Sp(4) gauge theories on the lattice: $N_f=2$ dynamical fundamental fermions

TL;DR

This study investigates the non-perturbative properties of Sp(4) gauge theories with two fundamental fermion flavors on the lattice, providing data relevant for composite Higgs and dark matter models.

Contribution

First lattice analysis of Sp(4) gauge theories with dynamical fermions, including spectrum and decay constants, with continuum and finite volume extrapolations.

Findings

Measured meson masses and decay constants as functions of fermion mass.

Performed continuum extrapolation and analyzed finite volume effects.

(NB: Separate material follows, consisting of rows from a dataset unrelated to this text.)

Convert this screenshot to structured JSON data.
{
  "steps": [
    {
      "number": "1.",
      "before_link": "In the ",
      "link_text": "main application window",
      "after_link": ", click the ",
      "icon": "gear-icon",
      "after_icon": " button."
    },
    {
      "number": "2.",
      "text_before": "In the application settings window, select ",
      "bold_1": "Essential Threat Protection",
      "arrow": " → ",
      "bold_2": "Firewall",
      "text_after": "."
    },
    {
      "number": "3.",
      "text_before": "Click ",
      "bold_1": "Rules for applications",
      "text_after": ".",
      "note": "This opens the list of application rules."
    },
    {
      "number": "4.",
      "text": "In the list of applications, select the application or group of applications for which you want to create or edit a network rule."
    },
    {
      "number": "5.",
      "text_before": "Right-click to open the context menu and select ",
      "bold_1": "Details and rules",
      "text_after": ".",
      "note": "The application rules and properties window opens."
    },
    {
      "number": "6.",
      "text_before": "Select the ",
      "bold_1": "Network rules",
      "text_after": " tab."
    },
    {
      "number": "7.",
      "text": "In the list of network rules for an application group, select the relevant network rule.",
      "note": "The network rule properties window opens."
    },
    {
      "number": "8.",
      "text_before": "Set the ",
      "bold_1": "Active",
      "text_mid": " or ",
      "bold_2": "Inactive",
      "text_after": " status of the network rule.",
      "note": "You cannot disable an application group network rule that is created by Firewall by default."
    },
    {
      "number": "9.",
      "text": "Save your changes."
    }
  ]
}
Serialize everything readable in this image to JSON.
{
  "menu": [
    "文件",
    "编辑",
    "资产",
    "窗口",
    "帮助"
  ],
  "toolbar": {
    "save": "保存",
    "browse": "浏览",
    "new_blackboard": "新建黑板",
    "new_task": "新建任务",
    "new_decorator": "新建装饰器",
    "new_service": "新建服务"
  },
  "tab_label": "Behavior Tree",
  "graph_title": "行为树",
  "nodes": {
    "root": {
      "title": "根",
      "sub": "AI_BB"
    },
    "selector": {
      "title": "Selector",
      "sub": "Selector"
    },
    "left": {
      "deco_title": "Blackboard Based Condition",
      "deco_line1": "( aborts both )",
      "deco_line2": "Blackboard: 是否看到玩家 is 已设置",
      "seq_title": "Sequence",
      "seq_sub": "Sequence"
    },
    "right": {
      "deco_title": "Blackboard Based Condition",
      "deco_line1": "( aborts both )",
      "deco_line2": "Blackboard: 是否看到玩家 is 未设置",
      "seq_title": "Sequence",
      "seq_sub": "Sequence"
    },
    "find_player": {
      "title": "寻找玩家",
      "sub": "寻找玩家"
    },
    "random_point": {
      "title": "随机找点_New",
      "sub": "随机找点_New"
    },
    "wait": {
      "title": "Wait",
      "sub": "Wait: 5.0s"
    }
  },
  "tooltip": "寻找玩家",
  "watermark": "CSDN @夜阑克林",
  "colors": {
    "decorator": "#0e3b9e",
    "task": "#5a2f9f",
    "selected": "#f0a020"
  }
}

Provided data supporting phenomenological models beyond the Standard Model.

Abstract

We perform lattice studies of the gauge theory with Sp(4) gauge group and two flavours of (Dirac) fundamental matter. The global SU(4) symmetry is spontaneously broken by the fermion condensate. The dynamical Wilson fermions in the lattice action introduce a mass that breaks the global symmetry also explicitly. The resulting pseudo-Nambu-Goldstone bosons describe the SU(4)/Sp(4) coset, and are relevant, in the context of physics beyond the Standard Model, for composite Higgs models. We discuss scale setting, continuum extrapolation and finite volume effects in the lattice theory. We study mesonic composite states, which span representations of the unbroken Sp(4) global symmetry, and we measure masses and decay constants of the (flavoured) spin-0 and spin-1 states accessible to the numerical treatment, as a function of the fermion mass. With help from the effective field theory treatment of such mesons, we perform a first extrapolation towards the massless limit. We assess our results by critically comparing to the literature on other models and to the quenched results, and we conclude by outlining future avenues for further exploration. The results of our spectroscopic analysis provide new input data for future phenomenological studies in the contexts of composite Higgs models, and of dark matter models with a strongly coupled dynamical origin.